CNN’s exit poll showed Kerry beating Bush among Ohio women by 53
percent to 47 percent. Kerry also defeated Bush among Ohio’s male
voters 51 percent to 49 percent. Investigative reporter Greg Palast
in an article today titled "Kerry Won" details how the deciding
states, Ohio and New Mexico, if all votes were actually counted,
would have gone to Kerry. Palast explains, "Although the exit polls
show that most voters in Ohio punched cards for Kerry-Edwards,
thousands of these votes were simply not recorded. The election in
Ohio was not decided by the voters but by something called
"spoilage." Typically in the United States, about 3 percent of the
vote is voided, just thrown away, not recorded." But that is just a
piece of it.
TESTIMONIES OF DISENFRANCHISEMENT
The Ohio state House takeover was the culmination of an eight-hour
long afternoon of protest at the state capitol by Ohio student and
youth groups (The Columbus and Toledo Leagues of Pissed Off Voters,
and Reach Out-Bowling Green) together with Columbus residents
followed by a 300 strong 6pm march led by the Central Ohio Peace
Network. The earlier speak-out featured a litany of people who
experienced or witnessed voter suppression, intimidation and
disenfranchisement before and during the election. Thousand of Ohio
voters had been disenfranchised by partisan poll challengers,
intimidation incidents, polling places opening late, lines up to
four and five hours long -- often in the rain.

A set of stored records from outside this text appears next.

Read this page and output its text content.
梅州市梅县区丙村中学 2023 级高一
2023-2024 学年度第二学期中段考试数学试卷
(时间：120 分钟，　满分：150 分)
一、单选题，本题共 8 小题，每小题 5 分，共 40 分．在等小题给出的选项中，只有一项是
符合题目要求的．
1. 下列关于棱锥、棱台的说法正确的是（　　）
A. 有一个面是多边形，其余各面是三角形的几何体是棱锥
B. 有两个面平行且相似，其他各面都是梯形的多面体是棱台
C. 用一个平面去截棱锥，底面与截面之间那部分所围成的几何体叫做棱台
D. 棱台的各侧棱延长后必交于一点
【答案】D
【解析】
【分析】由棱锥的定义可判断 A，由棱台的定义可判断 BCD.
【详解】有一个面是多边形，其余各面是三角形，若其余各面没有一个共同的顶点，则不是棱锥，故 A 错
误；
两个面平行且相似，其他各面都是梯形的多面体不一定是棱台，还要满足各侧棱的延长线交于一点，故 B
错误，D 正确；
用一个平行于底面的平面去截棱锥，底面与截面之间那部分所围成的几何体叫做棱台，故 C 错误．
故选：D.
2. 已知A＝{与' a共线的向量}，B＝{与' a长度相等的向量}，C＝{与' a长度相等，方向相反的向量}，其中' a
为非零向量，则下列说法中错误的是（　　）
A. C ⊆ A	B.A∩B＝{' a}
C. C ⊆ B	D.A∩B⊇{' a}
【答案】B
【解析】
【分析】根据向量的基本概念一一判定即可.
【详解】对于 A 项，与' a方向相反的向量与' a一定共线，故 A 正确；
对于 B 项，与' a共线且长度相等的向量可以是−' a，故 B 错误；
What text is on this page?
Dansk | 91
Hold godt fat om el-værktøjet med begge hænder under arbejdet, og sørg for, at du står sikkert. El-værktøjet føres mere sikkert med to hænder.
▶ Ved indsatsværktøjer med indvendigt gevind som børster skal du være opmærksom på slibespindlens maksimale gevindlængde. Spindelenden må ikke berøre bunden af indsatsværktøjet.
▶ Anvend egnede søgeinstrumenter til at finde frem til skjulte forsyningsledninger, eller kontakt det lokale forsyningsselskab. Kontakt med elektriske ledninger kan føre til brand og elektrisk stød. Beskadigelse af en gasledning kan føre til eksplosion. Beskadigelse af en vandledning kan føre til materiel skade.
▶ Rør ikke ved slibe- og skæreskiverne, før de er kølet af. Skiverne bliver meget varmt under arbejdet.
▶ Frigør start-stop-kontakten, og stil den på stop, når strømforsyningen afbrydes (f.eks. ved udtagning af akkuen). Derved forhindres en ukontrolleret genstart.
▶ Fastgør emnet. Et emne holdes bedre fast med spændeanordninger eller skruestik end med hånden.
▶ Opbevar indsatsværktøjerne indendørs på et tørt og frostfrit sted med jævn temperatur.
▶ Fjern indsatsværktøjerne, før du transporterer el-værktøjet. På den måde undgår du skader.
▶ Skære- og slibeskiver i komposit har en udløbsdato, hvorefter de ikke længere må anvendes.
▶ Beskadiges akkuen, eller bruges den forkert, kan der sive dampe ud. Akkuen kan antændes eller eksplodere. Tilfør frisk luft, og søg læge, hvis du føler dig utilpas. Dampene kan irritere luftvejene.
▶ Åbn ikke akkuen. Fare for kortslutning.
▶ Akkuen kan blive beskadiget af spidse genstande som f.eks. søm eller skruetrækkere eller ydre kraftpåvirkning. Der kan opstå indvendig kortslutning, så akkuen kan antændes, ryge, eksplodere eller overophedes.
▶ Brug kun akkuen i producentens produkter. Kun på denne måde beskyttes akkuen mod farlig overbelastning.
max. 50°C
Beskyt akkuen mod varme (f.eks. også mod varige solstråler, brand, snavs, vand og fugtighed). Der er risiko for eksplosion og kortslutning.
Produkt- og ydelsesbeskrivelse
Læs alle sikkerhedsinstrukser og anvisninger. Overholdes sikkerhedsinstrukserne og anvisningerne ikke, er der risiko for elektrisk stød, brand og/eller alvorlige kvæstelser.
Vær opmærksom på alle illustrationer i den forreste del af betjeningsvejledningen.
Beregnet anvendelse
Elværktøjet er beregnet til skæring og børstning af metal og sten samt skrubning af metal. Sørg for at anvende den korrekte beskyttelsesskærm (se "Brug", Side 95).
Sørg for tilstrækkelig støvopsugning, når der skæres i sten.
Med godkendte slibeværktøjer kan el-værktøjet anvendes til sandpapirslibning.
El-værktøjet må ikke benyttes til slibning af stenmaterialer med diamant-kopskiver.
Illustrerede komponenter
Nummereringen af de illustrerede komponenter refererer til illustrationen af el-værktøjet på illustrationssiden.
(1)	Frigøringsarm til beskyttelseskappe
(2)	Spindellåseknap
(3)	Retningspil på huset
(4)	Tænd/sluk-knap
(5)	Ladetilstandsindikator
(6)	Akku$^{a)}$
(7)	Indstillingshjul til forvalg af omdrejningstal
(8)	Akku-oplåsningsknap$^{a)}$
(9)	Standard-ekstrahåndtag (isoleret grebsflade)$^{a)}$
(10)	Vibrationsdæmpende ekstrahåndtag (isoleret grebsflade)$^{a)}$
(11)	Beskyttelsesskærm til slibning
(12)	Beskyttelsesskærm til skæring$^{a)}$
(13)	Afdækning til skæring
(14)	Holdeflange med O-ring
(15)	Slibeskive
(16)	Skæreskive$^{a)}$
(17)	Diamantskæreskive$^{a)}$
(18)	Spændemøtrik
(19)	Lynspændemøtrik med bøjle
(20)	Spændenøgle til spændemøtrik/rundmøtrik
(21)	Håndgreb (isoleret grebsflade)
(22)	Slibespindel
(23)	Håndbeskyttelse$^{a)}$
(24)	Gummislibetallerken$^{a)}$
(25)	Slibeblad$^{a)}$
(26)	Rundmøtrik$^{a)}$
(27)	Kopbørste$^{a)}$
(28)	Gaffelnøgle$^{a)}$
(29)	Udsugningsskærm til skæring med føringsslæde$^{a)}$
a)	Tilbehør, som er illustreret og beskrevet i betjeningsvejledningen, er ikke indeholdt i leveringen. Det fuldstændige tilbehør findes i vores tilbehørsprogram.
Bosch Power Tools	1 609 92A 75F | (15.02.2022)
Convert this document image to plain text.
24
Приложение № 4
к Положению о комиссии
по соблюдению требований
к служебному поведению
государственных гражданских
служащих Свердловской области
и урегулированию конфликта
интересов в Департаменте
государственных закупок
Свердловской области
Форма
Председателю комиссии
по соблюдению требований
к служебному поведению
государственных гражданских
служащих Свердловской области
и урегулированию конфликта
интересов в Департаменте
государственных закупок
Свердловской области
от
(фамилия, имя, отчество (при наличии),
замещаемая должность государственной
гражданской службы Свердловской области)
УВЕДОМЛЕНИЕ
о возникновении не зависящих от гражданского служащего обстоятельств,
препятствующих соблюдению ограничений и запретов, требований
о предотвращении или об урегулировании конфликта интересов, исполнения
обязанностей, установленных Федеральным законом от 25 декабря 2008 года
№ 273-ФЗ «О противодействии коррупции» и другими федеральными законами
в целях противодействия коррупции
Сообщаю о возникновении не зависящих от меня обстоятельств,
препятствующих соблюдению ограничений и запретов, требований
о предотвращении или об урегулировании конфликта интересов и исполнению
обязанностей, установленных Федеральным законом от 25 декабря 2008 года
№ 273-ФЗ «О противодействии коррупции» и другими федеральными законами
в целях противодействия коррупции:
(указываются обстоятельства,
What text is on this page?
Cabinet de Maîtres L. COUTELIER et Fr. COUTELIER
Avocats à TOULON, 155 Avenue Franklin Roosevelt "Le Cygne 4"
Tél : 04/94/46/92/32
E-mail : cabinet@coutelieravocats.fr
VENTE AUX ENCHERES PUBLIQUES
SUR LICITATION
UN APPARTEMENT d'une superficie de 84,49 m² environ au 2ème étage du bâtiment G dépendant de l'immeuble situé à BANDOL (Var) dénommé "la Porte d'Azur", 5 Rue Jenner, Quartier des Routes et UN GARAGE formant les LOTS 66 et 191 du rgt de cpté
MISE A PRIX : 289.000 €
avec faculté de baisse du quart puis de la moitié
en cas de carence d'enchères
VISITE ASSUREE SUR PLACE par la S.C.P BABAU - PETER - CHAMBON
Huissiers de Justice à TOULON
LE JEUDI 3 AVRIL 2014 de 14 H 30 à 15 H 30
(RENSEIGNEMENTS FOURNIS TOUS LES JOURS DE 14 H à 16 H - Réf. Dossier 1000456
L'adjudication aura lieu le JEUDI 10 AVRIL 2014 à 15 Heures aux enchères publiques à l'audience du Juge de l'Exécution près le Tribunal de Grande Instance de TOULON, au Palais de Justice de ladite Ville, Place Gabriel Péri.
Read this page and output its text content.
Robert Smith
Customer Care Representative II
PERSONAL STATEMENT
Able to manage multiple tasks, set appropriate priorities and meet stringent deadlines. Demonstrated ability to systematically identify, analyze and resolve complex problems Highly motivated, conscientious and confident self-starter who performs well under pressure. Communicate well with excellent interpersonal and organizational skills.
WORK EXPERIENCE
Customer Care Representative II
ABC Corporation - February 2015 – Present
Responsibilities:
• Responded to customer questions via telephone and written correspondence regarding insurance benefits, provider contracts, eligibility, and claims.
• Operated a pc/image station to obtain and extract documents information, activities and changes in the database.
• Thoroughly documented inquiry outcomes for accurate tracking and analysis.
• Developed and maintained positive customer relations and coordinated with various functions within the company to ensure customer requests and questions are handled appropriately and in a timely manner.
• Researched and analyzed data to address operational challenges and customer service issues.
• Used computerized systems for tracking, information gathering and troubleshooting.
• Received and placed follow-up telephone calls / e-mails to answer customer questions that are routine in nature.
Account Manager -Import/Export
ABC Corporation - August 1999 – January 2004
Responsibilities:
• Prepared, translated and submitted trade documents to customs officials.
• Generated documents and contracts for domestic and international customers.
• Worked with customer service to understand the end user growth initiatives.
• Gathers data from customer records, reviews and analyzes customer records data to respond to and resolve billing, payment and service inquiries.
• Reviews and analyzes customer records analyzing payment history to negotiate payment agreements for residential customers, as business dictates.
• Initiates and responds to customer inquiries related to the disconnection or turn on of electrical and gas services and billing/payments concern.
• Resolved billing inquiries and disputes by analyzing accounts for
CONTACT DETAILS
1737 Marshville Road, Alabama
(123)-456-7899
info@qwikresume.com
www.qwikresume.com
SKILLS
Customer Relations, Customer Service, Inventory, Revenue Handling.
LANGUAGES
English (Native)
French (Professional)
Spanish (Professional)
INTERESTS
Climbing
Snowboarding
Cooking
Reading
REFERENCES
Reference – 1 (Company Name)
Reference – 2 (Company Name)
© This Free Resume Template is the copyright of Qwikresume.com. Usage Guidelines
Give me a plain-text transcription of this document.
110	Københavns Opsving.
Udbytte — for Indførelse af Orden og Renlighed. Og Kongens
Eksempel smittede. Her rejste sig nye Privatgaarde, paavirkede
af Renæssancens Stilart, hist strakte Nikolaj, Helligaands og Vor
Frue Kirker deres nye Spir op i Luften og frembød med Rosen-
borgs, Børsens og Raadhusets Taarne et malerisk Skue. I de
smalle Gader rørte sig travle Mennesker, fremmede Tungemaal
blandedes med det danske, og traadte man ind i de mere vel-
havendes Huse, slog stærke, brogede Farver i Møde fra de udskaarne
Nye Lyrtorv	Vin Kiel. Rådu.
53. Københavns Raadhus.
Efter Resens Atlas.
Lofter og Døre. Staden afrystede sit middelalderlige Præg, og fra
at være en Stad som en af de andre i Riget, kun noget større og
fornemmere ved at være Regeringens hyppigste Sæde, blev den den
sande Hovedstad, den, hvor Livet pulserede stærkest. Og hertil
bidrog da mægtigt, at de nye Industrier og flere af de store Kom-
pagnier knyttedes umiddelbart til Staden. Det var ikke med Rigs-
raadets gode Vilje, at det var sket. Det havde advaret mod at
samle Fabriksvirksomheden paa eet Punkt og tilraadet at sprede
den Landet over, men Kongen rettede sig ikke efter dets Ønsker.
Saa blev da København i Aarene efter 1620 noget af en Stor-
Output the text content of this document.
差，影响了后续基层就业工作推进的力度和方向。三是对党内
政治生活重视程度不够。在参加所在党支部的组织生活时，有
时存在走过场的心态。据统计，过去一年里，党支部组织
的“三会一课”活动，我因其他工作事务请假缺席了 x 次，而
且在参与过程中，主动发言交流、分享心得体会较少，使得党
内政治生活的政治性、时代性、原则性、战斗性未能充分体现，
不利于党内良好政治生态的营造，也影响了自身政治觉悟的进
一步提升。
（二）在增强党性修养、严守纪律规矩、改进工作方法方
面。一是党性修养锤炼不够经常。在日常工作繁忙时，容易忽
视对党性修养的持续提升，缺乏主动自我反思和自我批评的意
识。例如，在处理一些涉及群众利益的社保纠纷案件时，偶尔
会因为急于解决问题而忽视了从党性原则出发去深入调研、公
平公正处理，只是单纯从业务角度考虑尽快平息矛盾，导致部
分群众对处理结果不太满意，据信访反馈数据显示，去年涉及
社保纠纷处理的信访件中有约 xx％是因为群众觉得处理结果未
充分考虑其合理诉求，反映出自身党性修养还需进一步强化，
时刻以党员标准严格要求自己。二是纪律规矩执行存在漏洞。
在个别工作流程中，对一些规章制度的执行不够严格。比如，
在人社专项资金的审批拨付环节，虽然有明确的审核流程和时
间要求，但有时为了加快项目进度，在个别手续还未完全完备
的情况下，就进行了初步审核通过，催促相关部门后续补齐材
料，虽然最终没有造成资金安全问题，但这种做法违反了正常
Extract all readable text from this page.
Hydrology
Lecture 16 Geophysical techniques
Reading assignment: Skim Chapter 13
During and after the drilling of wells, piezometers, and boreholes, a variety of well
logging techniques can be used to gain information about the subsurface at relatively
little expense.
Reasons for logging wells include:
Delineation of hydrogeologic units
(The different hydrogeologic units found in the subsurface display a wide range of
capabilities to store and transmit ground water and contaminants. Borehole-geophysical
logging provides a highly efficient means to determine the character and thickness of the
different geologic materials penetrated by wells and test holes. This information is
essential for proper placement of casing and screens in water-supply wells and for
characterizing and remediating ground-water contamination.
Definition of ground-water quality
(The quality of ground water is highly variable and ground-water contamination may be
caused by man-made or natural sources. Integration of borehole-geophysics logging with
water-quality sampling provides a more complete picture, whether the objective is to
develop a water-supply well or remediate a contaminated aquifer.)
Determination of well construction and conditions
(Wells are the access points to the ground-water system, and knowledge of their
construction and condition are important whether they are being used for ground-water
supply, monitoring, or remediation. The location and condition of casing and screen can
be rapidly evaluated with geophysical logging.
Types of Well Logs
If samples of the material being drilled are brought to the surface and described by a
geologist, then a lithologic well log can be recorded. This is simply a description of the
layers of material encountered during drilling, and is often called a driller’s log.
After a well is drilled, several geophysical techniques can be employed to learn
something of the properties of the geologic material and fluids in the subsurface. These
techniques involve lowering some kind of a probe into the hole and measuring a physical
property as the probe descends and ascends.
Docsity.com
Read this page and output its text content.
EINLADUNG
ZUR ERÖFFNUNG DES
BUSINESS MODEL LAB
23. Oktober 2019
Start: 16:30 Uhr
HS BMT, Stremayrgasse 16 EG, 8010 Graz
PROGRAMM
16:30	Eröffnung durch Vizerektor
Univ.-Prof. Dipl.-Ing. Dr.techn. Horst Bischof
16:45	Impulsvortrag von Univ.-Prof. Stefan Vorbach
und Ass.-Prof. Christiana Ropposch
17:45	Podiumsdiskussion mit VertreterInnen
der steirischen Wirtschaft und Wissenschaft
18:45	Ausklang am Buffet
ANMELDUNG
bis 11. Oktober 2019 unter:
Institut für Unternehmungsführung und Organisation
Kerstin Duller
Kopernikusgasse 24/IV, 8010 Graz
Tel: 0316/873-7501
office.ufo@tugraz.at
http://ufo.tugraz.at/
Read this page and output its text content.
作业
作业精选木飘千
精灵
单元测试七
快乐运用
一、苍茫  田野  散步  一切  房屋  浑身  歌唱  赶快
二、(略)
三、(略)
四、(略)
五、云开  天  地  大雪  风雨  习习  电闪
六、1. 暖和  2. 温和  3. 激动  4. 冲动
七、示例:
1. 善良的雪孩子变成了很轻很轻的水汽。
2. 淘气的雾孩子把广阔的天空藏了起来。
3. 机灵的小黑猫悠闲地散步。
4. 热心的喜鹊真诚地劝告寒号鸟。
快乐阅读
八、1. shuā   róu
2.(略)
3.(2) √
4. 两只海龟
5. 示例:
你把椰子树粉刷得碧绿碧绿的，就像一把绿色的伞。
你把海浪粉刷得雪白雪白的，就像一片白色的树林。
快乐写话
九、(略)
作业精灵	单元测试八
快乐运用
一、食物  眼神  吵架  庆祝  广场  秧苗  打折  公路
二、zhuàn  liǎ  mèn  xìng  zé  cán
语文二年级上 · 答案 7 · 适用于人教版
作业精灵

Here are a few of their stories:
Holly Roach of Toledo, Ohio spoke of her 74-year-old father, Frank
Roach and her 89-year-old grandmother; Hazel Thompson requesting
absentee ballots in early October. Hazel Thompson is homebound and
Frank Roach had been scheduled for heart surgery on November 2.
Absentee ballots never arrived. They were told by the County Voting
Commission that they could not vote with either regular or
provisional ballots, because they had already requested absentee
ballots and Secretary of State Kenneth Blackwell had issued a
directive forbidding provisional ballots by people who applied for
absentee ballots and not received them (including some US service
people recently returned from Iraq). A lawsuit late in the afternoon
of November 2 by a voter in Lucas County led to a late afternoon
order by Judge David Katz of the Northern District of Ohio
instructing the Ohio Secretary of State to immediately advise all
county boards of election to advise polling precincts in their
counties to issue provisional ballots to voters in this situation.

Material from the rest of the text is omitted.